Вечером собрались в доме Хованского стрелецкие полковники, подполковники и пятисотенные и пробыли у него до глубокой ночи.

V[45]

Ослепли в буйстве их сердца:

Среди крамол и пылких прений,

Упившись злобой и грехом.

Не видят истинных видений.

На другой день, пятого июля, патриарх Иоаким со всем высшим духовенством и священниками всех московских церквей молился в Успенском соборе о защите православной церкви против отпадших сынов её и о прекращении мятежа народного.

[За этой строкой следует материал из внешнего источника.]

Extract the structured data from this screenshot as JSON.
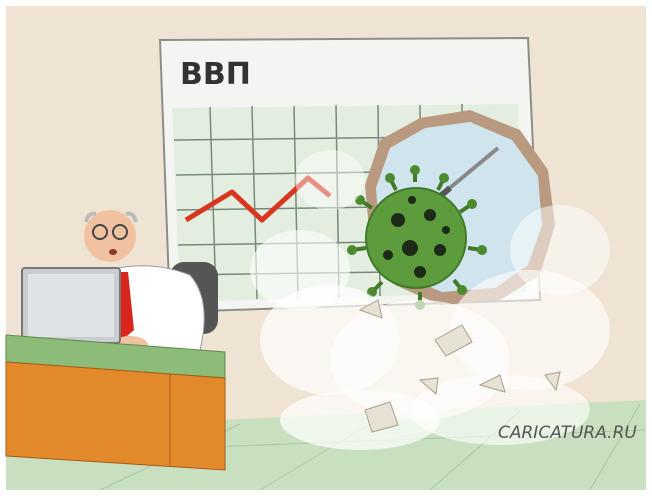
{
  "board": {
    "title": "ВВП"
  },
  "watermark": "CARICATURA.RU"
}
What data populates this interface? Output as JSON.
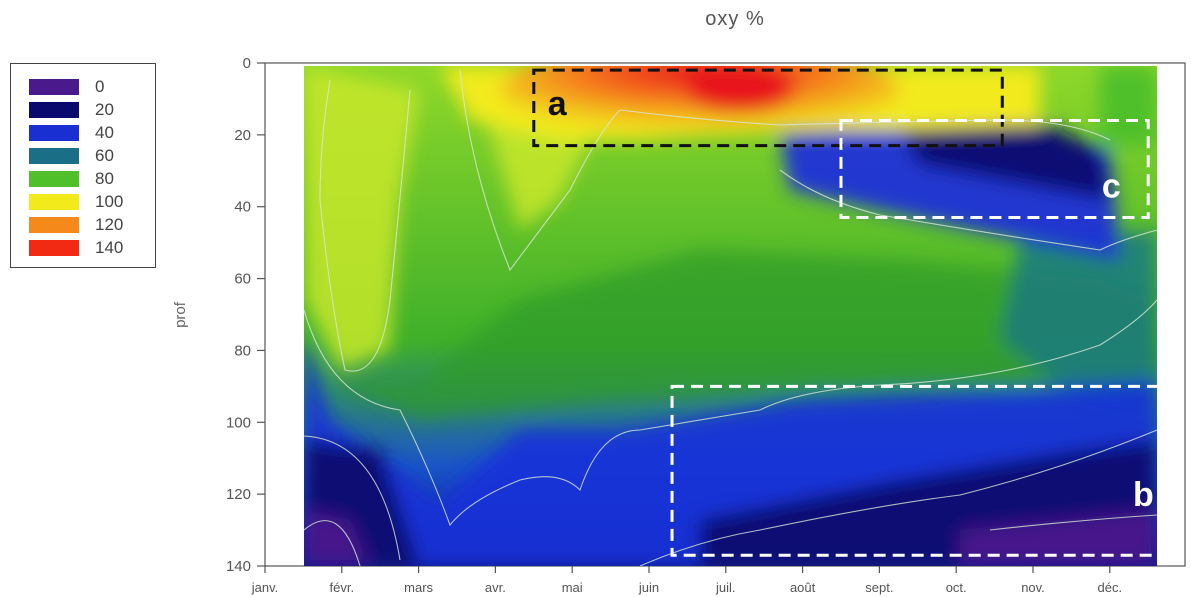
{
  "chart_data": {
    "type": "heatmap",
    "title": "oxy %",
    "ylabel": "prof",
    "xlabel": "",
    "y_ticks": [
      "0",
      "20",
      "40",
      "60",
      "80",
      "100",
      "120",
      "140"
    ],
    "y_values": [
      0,
      20,
      40,
      60,
      80,
      100,
      120,
      140
    ],
    "ylim": [
      0,
      140
    ],
    "y_inverted": true,
    "x_ticks": [
      "janv.",
      "févr.",
      "mars",
      "avr.",
      "mai",
      "juin",
      "juil.",
      "août",
      "sept.",
      "oct.",
      "nov.",
      "déc."
    ],
    "legend": {
      "position": "left",
      "entries": [
        {
          "label": "0",
          "color": "#4a1a8c"
        },
        {
          "label": "20",
          "color": "#0a0a6e"
        },
        {
          "label": "40",
          "color": "#1a2fd1"
        },
        {
          "label": "60",
          "color": "#1a6e86"
        },
        {
          "label": "80",
          "color": "#4fc02a"
        },
        {
          "label": "100",
          "color": "#f2ea1a"
        },
        {
          "label": "120",
          "color": "#f58a1a"
        },
        {
          "label": "140",
          "color": "#f22a14"
        }
      ]
    },
    "annotations": [
      {
        "label": "a",
        "months": [
          3.5,
          9.6
        ],
        "depth": [
          2,
          23
        ]
      },
      {
        "label": "b",
        "months": [
          5.3,
          11.9
        ],
        "depth": [
          90,
          137
        ]
      },
      {
        "label": "c",
        "months": [
          7.5,
          11.5
        ],
        "depth": [
          16,
          43
        ]
      }
    ]
  }
}
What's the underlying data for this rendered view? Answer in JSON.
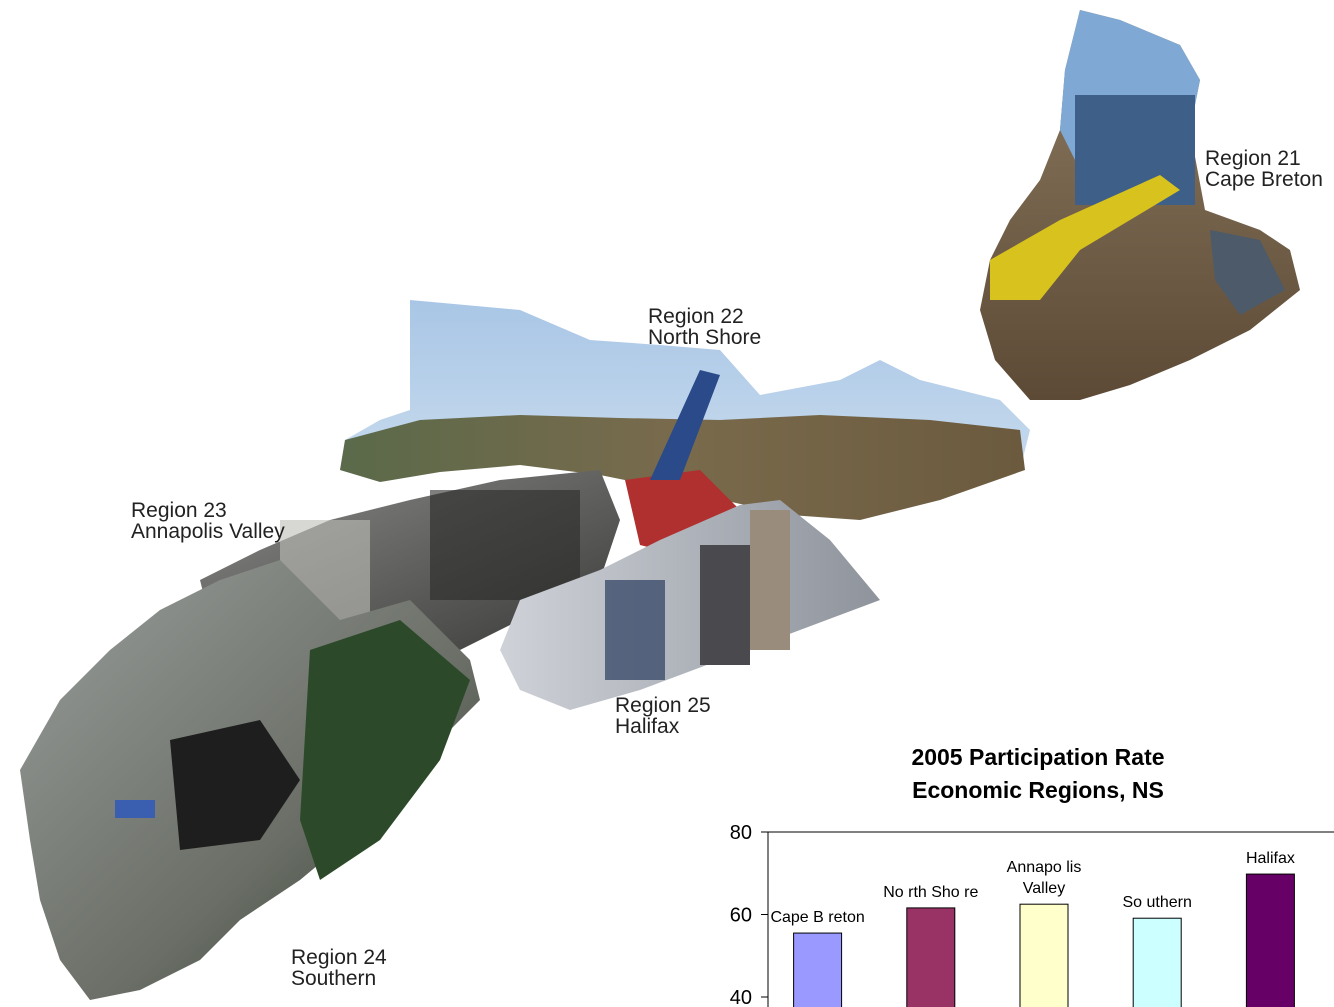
{
  "map": {
    "regions": [
      {
        "name": "Region 21",
        "sub": "Cape Breton"
      },
      {
        "name": "Region 22",
        "sub": "North Shore"
      },
      {
        "name": "Region 23",
        "sub": "Annapolis Valley"
      },
      {
        "name": "Region 24",
        "sub": "Southern"
      },
      {
        "name": "Region 25",
        "sub": "Halifax"
      }
    ]
  },
  "chart_data": {
    "type": "bar",
    "title": "2005 Participation Rate",
    "subtitle": "Economic Regions, NS",
    "categories": [
      "Cape Breton",
      "North Shore",
      "Annapolis Valley",
      "Southern",
      "Halifax"
    ],
    "category_labels": [
      [
        "Cape B reton"
      ],
      [
        "No rth Sho re"
      ],
      [
        "Annapo lis",
        "Valley"
      ],
      [
        "So uthern"
      ],
      [
        "Halifax"
      ]
    ],
    "values": [
      55.5,
      61.6,
      62.5,
      59.1,
      69.8
    ],
    "colors": [
      "#9999ff",
      "#993366",
      "#ffffcc",
      "#ccffff",
      "#660066"
    ],
    "ylim": [
      40,
      80
    ],
    "yticks": [
      40,
      60,
      80
    ],
    "xlabel": "",
    "ylabel": "",
    "grid": false,
    "legend": "none"
  }
}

Между тем Никита и сообщники его, собравшись за Яузою, в слободе Титова полка, пошли к Кремлю в сопровождении нескольких тысяч стрельцов и бесчисленного множества народа. Пред Никитою двенадцать мужиков несли восковые зажжённые свечи; за ним следовали попарно его приближенные сообщники с древними иконами, книгами, тетрадями и налоями. На площади пред церковью Архангела Михаила, близ царских палат, они остановились, поставили высокие скамьи и положили на налои иконы, пред которыми встали мужики, державшие свечи. Взяв свои тетради и книги, Никита, расстриги-чернецы Сергий и два Савватия и мужики Дорофей и Гаврило начали проповедовать древнее благочестие, уча народ не ходить в хлевы и амбары (так называли они церкви). Патриарх послал из собора дворцового протопопа Василия для увещания народа, чтобы он не слушал лживых проповедников; но толпа раскольников напала на протопопа и верно бы убила его, если б он не успел скрыться в Успенский собор. По окончании молебна и обедни патриарх со всем духовенством удалился в свою Крестовую палату. Никита и сообщники его начали с криком требовать, чтобы патриарх вышел на площадь пред собором для состязания с ними. Толпа изуверов беспрестанно умножалась любопытными, которые со всех сторон сбегались на площадь, и вскоре весь Кремль наполнился народом.

Князь Иван Хованский, войдя в Крестовую палату, сказал патриарху, что государи велели ему и всему духовенству немедленно идти во дворец через Красное крыльцо. У этого крыльца собралось множество раскольников с каменьями за пазухою и в карманах. Патриарх, не доверяя Хованскому, медлил. Старый князь, видя, что замысел его не удаётся, пошёл во дворец, в комнаты царевны Софии, и сказал ей с притворным беспокойством:

— Государыня! стрельцы требуют, чтобы святейший патриарх вышел на площадь для прения о вере.

— С кем, князь?

— Не знаю наверное, государыня; изволь сама взглянуть в окно. Господи Боже мой! — воскликнул Хованский, отворяя окно. — Какая бездна народу! Кажется, вон эти чернецы, что стоят на скамьях, близ налоев, хотят с патриархом состязаться.

— Для чего же ты не приказал схватить их?

— Это невозможное дело, государыня! Все стрельцы и весь народ на их стороне. Я боюсь, чтобы опять не произошло — от чего сохрани, Господи! — такого же смятения, какое было пятнадцатого мая.

— А я всегда думала, что князь Хованский не допустит стрельцов до таких беспорядков, какие были при изменнике Долгоруком.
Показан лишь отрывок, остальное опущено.